Most non-animal tools and lessons last for many years and cost less than maintaining a constant supply of animals. Because computer methods allow students to learn at their own pace, they have proved to be as good as, and often superior to, dissection as a learning tool. One university professor who compared students using an interactive “frog” computer program with those cutting up real frogs found that students using the virtual program learned anatomy just as thoroughly—in an environment that didn’t reek of formaldehyde or require killing a living being.(8) Even the vice president of one of the country’s largest animal supply companies conceded, “Dissection is no longer cutting edge.”(9)
A comprehensive list of alternatives to dissection is available from the National Anti-Vivisection Society (NAVS) at 1-800-888-NAVS. You may also wish to contact the Ethical Science Education Coalition, at 617-367-9143, which offers “Beyond Dissection: Innovative Tools for Biology Education,” a comprehensive catalog with information on hundreds of humane alternatives to dissection.
What You Can Do
Whether you are a student, a parent, or a concerned taxpayer, you can act to end dissection in your town’s school system. If you are expected to perform or observe a dissection, talk to your teacher as early as possible about alternative projects.

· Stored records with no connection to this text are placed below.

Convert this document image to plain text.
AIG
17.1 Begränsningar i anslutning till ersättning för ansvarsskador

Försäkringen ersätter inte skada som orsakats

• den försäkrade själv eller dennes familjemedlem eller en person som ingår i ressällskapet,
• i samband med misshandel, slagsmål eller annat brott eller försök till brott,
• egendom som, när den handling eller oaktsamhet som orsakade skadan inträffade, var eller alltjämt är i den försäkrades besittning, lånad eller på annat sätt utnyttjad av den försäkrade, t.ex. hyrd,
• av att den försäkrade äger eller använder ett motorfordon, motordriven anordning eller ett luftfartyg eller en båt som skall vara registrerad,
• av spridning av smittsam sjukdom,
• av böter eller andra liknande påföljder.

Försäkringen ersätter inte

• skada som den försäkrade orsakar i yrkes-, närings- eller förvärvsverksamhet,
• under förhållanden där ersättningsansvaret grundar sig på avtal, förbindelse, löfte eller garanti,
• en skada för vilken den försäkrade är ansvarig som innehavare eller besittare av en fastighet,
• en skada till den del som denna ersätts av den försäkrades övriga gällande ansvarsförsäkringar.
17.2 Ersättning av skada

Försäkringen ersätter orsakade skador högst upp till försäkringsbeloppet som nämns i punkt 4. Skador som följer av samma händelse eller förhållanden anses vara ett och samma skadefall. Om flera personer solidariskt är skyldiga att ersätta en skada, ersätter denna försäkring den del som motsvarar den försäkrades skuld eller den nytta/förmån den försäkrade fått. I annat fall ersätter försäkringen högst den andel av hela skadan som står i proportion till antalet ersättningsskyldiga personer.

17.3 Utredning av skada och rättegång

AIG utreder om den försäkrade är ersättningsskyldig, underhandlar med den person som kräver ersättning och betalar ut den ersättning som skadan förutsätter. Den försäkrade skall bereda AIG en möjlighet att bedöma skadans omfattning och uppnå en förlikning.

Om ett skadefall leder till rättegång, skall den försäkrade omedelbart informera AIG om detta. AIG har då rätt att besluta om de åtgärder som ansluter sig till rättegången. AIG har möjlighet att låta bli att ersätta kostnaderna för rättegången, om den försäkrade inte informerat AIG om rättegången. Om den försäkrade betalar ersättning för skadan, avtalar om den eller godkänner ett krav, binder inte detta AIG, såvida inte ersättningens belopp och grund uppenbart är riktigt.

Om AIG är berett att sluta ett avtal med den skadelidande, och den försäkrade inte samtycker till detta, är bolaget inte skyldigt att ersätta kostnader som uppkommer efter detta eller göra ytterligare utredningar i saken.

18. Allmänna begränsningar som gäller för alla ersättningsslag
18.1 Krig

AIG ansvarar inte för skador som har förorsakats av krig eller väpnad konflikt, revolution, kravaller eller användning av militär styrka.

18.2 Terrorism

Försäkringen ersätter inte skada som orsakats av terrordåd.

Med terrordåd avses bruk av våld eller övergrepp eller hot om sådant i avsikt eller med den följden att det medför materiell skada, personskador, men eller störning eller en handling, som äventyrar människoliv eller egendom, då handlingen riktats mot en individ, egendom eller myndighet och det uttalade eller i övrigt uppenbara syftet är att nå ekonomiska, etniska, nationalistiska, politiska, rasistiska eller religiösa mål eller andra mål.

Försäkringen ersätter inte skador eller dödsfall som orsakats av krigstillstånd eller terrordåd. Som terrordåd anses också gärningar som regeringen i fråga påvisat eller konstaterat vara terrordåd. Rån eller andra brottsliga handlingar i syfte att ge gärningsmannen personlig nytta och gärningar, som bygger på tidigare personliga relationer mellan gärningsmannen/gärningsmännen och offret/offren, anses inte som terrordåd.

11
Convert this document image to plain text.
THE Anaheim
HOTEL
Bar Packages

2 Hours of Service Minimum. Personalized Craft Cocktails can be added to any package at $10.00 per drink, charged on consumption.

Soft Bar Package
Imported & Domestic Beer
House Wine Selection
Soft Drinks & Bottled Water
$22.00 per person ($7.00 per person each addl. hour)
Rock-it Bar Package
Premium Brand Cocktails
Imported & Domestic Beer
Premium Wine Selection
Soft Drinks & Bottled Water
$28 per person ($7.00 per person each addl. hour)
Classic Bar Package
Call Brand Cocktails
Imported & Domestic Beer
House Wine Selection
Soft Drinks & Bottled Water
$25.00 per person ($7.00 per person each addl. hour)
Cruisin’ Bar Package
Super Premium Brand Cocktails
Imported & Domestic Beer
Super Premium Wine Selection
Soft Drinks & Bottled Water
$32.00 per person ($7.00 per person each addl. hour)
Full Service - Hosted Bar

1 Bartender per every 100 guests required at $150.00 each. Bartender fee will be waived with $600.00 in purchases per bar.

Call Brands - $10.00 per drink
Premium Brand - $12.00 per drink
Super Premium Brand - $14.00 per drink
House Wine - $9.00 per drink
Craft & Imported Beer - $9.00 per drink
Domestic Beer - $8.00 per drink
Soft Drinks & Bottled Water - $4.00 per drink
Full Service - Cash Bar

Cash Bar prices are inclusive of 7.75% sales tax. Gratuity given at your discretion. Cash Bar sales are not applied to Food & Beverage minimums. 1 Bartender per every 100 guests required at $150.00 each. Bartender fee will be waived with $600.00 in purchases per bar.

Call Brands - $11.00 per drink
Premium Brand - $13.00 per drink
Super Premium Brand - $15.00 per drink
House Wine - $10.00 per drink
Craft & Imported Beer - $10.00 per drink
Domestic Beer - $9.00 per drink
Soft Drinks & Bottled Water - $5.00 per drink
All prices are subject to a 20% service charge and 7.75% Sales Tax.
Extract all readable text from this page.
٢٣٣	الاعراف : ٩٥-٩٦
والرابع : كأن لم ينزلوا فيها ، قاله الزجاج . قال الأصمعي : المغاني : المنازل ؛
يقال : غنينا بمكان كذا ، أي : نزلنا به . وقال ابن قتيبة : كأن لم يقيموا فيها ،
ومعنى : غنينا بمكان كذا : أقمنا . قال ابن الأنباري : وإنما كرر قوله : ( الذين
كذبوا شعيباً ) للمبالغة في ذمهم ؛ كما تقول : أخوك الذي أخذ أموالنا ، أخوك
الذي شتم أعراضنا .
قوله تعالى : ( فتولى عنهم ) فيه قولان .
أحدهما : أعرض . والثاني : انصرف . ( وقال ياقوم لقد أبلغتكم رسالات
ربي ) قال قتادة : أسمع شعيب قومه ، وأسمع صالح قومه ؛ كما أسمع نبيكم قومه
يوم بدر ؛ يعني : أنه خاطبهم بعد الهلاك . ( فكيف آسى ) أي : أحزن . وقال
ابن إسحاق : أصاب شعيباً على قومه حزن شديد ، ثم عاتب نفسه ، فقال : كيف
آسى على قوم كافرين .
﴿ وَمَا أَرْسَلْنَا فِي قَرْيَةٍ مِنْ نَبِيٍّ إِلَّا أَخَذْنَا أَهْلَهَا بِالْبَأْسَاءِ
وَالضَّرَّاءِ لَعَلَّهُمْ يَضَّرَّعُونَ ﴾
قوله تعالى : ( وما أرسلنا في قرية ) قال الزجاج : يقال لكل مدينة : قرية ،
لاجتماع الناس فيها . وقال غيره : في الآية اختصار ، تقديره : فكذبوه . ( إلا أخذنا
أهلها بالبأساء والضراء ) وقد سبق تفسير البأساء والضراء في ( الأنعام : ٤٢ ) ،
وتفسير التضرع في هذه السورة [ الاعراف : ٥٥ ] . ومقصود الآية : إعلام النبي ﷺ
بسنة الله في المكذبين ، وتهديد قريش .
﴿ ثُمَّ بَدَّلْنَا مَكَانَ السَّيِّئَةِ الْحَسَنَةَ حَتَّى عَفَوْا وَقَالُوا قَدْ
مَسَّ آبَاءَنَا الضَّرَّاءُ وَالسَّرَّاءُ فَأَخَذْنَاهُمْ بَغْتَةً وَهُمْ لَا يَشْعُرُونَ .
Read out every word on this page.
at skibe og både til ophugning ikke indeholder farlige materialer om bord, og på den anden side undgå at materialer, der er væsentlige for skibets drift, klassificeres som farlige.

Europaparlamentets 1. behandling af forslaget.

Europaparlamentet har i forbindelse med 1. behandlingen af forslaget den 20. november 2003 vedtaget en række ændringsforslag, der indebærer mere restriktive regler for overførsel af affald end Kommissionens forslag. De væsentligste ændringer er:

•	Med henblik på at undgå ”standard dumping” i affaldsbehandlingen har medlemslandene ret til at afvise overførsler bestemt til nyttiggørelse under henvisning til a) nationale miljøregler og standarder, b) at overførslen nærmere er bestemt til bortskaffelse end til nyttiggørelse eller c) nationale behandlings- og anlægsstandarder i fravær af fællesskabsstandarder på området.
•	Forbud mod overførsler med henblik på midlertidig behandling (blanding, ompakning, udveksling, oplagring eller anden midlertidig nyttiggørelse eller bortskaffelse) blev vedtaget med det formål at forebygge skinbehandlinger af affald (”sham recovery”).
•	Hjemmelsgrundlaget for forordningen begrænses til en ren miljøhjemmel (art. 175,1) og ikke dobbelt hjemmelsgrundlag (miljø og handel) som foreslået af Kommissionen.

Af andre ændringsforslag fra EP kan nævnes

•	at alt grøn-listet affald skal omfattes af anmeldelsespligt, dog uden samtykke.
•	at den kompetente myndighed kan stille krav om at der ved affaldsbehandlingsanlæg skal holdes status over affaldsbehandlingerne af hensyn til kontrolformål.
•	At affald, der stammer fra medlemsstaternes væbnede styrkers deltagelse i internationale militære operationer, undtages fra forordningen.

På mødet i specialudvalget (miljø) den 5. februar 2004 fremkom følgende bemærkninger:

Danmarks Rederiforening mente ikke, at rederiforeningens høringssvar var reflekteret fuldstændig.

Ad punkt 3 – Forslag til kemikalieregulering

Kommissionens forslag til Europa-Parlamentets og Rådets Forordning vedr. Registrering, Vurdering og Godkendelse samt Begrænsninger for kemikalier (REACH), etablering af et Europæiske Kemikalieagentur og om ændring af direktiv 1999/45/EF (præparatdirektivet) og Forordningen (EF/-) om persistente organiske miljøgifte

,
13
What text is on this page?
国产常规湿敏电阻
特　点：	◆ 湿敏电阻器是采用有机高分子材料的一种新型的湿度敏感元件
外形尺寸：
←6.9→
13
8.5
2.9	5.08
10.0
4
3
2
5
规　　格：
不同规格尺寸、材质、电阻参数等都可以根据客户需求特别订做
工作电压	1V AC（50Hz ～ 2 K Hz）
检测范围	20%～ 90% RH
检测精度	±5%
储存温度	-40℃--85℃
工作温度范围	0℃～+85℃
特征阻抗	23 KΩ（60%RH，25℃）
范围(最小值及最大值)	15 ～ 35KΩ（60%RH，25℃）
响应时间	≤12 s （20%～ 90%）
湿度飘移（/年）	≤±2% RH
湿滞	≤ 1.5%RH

Contact PETA for a free “Cut Out Dissection” pack or call the NAVS dissection hotline, 1-800-922-FROG (3764), for tips on what to say and how to proceed. If there is an animal rights group at your school or in your community, ask it to help. Parents can urge their local Parent-Teacher Association to ask the superintendent of schools or school board to consider a proposal to ban dissections in public schools or at least give all students the option of doing a non-animal project. It may help to collect signatures on a petition and present the school board with information on the cruelty and environmental destruction caused by animal dissection. Be sure to provide readily available alternatives. If you can, arrange to show PETA’s video on biological supply companies, “Classroom Cut-Ups.”